One o’clock. Turning the corner, away from the late tram’s clatter, an Aussie and a Canadian, desperately home-sick, were sick into the gutter. Out of the shadow came the peroxide tart Trixie and bubsy dark French Fifi and all four together, arms linked, made off down the street, singing, ‘Jazzing around, painting the town … after they’ve seen Paree!’, pausing only for the Aussie to be sick once more, into the area of No. 52.

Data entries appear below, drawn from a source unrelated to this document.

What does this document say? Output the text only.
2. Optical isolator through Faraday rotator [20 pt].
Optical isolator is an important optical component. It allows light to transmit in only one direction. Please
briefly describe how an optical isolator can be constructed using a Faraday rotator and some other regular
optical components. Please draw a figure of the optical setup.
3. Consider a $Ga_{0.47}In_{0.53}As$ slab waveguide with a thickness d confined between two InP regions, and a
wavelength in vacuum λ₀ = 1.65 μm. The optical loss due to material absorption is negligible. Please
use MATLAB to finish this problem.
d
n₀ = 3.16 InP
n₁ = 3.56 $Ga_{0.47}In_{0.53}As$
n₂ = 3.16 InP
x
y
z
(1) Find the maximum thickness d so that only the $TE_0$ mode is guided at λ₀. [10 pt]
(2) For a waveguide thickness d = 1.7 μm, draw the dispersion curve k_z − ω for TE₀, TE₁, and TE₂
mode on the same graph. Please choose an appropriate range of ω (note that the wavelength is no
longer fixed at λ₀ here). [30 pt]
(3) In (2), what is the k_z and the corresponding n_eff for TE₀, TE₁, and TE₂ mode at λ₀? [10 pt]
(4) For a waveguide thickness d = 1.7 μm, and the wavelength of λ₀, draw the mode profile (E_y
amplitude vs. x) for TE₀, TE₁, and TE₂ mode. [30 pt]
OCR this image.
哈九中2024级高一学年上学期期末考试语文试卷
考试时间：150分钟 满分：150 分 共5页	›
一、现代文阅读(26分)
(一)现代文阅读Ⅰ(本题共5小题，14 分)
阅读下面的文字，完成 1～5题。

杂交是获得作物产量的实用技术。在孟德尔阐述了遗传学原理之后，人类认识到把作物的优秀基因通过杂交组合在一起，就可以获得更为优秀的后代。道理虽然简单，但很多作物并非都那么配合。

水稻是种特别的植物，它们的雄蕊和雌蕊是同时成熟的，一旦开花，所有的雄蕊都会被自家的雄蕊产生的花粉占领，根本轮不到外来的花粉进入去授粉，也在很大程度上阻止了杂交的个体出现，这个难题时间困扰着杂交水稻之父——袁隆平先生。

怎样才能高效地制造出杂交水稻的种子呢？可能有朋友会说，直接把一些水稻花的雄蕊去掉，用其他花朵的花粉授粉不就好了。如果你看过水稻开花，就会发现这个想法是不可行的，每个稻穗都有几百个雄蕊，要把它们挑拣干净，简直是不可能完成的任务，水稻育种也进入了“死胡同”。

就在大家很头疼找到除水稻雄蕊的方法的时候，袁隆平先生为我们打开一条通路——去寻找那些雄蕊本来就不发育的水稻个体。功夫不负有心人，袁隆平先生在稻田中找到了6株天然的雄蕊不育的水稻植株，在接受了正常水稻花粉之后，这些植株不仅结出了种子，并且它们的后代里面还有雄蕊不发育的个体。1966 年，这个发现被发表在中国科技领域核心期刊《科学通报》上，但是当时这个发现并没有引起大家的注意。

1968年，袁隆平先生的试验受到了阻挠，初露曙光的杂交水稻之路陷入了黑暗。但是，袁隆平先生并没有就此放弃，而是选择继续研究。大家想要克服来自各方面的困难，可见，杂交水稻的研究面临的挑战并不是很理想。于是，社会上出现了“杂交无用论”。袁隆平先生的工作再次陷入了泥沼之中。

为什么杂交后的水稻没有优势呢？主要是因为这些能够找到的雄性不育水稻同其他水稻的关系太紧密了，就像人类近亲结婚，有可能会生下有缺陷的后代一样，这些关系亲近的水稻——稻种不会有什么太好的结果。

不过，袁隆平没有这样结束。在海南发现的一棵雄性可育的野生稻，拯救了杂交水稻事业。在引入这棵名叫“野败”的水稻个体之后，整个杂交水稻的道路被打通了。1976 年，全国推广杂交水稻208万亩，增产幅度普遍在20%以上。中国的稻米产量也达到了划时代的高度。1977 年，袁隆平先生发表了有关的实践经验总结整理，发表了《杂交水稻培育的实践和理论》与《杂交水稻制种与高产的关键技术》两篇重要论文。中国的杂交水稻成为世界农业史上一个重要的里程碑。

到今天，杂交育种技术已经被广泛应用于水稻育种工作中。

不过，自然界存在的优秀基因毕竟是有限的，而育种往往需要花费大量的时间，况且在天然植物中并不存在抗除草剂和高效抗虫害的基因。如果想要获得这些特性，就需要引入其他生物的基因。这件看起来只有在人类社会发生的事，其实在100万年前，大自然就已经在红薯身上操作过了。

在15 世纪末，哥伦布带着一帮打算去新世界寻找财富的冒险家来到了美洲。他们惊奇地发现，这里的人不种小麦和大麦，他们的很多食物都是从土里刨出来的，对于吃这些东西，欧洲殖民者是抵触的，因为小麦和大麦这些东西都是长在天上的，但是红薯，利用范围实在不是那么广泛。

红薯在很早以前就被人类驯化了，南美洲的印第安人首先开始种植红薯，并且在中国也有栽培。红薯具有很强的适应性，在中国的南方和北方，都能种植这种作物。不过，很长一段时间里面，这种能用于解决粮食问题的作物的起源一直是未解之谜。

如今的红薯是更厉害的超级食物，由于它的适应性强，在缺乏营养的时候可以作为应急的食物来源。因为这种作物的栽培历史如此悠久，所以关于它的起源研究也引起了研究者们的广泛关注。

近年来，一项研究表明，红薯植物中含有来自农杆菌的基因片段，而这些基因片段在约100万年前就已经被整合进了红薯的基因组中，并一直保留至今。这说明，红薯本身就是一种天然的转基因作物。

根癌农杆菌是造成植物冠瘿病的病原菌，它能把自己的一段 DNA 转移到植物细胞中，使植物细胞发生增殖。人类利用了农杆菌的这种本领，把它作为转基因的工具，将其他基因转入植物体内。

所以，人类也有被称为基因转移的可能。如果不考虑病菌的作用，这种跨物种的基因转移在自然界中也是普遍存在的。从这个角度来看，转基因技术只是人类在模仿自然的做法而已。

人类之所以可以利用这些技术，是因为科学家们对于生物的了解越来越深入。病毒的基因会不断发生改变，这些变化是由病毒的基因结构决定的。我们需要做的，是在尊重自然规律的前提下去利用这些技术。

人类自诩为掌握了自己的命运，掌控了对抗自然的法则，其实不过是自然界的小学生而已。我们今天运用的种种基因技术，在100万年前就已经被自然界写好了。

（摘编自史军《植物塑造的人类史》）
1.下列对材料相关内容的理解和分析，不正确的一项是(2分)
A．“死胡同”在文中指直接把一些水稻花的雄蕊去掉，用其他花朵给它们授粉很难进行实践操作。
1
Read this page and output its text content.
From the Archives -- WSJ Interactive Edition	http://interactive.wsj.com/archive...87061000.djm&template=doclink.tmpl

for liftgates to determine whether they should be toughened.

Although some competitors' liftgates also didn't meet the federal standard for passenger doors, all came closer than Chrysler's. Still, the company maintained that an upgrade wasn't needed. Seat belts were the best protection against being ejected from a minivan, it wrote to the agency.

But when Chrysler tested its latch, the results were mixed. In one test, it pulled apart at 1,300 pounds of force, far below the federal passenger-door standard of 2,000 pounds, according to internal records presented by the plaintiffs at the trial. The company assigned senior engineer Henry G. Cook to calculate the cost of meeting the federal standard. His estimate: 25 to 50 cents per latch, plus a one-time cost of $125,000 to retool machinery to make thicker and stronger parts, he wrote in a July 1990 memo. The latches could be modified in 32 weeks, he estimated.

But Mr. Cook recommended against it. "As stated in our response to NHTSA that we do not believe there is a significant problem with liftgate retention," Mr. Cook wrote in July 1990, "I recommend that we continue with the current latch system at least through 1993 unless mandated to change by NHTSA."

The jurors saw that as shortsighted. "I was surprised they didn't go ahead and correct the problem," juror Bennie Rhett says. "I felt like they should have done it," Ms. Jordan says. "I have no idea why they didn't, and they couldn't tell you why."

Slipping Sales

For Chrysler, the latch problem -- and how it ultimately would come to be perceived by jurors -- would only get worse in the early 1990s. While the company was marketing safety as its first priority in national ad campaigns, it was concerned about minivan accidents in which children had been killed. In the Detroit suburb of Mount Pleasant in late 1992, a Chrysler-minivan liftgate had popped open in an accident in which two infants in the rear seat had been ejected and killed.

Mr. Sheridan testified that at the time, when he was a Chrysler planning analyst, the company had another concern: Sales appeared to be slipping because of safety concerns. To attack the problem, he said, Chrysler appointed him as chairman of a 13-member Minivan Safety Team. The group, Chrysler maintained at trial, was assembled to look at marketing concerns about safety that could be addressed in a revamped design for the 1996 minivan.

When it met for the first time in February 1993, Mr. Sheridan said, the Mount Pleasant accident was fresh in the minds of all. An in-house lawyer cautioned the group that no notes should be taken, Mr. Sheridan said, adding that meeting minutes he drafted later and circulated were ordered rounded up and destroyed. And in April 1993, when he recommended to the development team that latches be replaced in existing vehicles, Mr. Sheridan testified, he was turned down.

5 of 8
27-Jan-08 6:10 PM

Quentin woke crying. All music, all singing, all out of tune singing, all drunken out of tune singing still brought proportionately these shameful tears dribbling slowly down his cheeks, as the fat slow tears had plopped noisily, disgustingly upon the hospital sheets, in the weak, muzzy-headed days after his second go of dysentery. And every tune still bawled at him as then. ‘There’s a long long night of waiting until my dreams all come true.’ But his shame for this weakness was at least so strong that, in fighting it, he only glimpsed the fearful memories that lay behind the tunes. Never again, never again should men be crippled and blinded by talk and boasts and lies, never again made weak as women to weep at sugary songs. He tried to stretch, but in Rupert’s bed his long legs had no room to uncoil; nor indeed surely nowadays could Rupert’s. And Marcus in the corner in some sort of homemade cot! Well, all
that
sort of crippling also must go. Whoever or whatever it meant fighting. To hell with England, Home and Beauty if they got in the way. To this he, like others, would lend all his tested strength and discipline and trained intelligence. And, do not forget, you Parents, Brasshats and Hard Faced Men that we don’t believe a bloody word you say. Spitting out the words half aloud, he savoured the hardness of them, and, dried and thinned almostto leather and bone, he fell into firm sleep on the hard mattress in the narrow bed.